The machine was destructive, bringing to life all the dread emotions that went with events. And then he recalled that those emotions were not always fearful. He remembered the scene in which he would comfort the girl. It brought steadiness to the doubts inside him. Perhaps the Telecopter was not entirely bad; perhaps there were things in which it could work some good. He wished it could solve all the problems that confronted the troubled world, but he doubted if anything created by man himself could do that.
Finishing his drink and staring at the empty glass with a sour grimace, Bentick suddenly shook the depression from his shoulders and walked from the kitchen with a new determination in his mind.

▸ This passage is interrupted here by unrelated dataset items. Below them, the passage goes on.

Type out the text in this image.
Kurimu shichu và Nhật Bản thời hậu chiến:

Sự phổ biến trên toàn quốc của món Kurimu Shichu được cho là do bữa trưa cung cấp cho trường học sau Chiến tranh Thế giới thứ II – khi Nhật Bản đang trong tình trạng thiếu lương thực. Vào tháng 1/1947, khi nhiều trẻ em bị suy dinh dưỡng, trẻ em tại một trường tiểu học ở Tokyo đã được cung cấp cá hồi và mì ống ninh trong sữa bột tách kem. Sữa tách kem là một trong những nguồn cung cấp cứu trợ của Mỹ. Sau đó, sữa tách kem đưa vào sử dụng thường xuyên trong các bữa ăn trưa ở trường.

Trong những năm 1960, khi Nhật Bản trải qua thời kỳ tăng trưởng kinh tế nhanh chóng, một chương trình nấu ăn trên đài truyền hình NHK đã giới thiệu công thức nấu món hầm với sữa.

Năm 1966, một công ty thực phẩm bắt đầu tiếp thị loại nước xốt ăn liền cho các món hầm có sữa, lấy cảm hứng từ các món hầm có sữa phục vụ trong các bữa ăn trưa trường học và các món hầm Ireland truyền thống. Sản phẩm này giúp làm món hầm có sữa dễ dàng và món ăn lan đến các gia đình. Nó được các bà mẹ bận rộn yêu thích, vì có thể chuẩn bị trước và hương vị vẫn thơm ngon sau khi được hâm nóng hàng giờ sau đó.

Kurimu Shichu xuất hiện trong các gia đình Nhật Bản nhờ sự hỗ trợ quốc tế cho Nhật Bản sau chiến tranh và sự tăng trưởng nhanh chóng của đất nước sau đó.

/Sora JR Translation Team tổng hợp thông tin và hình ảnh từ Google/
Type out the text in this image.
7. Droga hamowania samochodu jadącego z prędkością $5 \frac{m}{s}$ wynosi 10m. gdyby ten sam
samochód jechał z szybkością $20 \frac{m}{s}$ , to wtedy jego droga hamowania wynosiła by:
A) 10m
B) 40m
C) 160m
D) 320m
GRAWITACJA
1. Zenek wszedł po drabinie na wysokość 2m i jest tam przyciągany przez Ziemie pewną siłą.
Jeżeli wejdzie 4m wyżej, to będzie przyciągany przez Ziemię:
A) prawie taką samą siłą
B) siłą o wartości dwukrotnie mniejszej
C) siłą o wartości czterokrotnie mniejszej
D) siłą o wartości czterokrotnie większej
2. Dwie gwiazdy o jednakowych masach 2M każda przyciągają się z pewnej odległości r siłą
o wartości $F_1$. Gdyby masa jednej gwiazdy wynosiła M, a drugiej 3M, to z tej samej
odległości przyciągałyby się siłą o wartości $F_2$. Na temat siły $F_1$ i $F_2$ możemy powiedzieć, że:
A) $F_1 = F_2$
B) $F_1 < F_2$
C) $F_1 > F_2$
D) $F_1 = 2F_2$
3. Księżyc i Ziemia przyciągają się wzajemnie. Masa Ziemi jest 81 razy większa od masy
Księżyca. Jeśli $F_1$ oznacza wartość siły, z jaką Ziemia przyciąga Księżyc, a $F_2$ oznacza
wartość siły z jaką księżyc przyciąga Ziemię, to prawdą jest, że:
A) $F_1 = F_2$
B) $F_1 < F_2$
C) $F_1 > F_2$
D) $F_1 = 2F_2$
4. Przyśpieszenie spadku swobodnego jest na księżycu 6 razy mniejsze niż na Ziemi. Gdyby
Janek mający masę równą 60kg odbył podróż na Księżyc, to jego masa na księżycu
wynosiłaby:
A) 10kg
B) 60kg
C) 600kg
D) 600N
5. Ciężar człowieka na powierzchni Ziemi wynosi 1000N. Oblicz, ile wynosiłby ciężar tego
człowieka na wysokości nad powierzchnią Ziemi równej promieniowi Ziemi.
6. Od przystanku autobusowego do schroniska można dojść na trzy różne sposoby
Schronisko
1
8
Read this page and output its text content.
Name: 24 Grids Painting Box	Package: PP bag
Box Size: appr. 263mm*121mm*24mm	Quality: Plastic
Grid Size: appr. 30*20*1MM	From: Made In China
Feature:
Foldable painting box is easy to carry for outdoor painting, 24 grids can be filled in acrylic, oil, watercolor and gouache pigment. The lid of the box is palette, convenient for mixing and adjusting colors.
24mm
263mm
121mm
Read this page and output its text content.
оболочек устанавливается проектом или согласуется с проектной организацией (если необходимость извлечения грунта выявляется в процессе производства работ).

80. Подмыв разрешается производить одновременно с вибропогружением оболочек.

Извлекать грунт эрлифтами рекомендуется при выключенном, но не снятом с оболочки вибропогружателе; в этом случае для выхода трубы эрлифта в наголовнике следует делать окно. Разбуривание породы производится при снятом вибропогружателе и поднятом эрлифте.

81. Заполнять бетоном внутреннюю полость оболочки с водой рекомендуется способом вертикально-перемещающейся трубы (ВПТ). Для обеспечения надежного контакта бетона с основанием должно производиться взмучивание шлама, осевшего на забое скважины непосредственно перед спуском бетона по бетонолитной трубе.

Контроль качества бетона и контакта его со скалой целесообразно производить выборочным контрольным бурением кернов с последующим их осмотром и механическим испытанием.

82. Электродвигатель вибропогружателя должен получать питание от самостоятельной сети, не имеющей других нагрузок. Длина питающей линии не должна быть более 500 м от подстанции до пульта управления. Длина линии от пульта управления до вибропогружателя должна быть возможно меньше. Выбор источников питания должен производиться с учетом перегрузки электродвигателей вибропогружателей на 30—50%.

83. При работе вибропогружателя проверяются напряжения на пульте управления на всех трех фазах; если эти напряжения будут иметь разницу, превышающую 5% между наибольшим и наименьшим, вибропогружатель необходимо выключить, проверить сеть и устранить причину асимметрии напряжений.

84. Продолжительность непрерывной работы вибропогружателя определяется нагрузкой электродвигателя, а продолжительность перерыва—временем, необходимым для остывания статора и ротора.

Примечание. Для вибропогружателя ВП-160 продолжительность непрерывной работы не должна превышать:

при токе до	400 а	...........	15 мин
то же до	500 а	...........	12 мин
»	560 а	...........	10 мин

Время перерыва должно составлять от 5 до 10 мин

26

He glanced at the policeman in the hallway. The man shook his head and jerked a thumb in the direction
of the library door at his back.
“Still at it!” he whispered-quietly. “I’m glad I’m not mixed up in this! Looks as if it’ll so on for a long time yet.”
Bentick nodded. He thought so too. Barringville was not a man to give any points away till he was sure he was getting full value in return.
“I’ll be pleased when the other man goes,” he said. “He’s my particular pigeon, and a pretty unpleasant bird at that!”
The police officer grinned and nodded.
“So I should think!” he replied with a shrug. “Still, it takes all kinds, don’t it? This is a rum affair taken all round. Can’t say I fancy it much, do you? Queer kind of house as well. Something odd about the atmosphere, if you know what I mean.”
He looked at Bentick sideways as he spoke.
Bentick reflected that apparently he was not the only one to fall victim to the Telecopter’s emanations. Others beside himself were sensitive to the waves and echoes it sent our invisibly.
“Maybe you’re right,” he grunted. “The trouble is that we’re all getting jittery, which is quite absurd.”
“You should know!” said the man. “I’ve only been here long enough to get a feeling about it. That’s bad enough.”
Bentick made no reply. He was worried and couldn’t hide the fact, but he did not wish to give any information away to a stranger.
He frowned, shrugged, and turned on his heel, making for one of the other vacant rooms on the ground floor. From the look of its furniture it was nominally a dining room, he guessed, but since he and Nargan had been in the house they had only sat down at the table once, and that on arrival. Now it provided a haven for Bentick where he could be alone with his thoughts and the mental disturbance they caused. He tried to analyse them but failed in reaching any definite conclusion. All that was plain was the fact that before long the Telecopter would wreak some havoc of a fateful nature. What exactly would happen was hidden as yet, but Bentick felt positive that Dale and Nargan and himself, with possibly Carol as well, would be involved.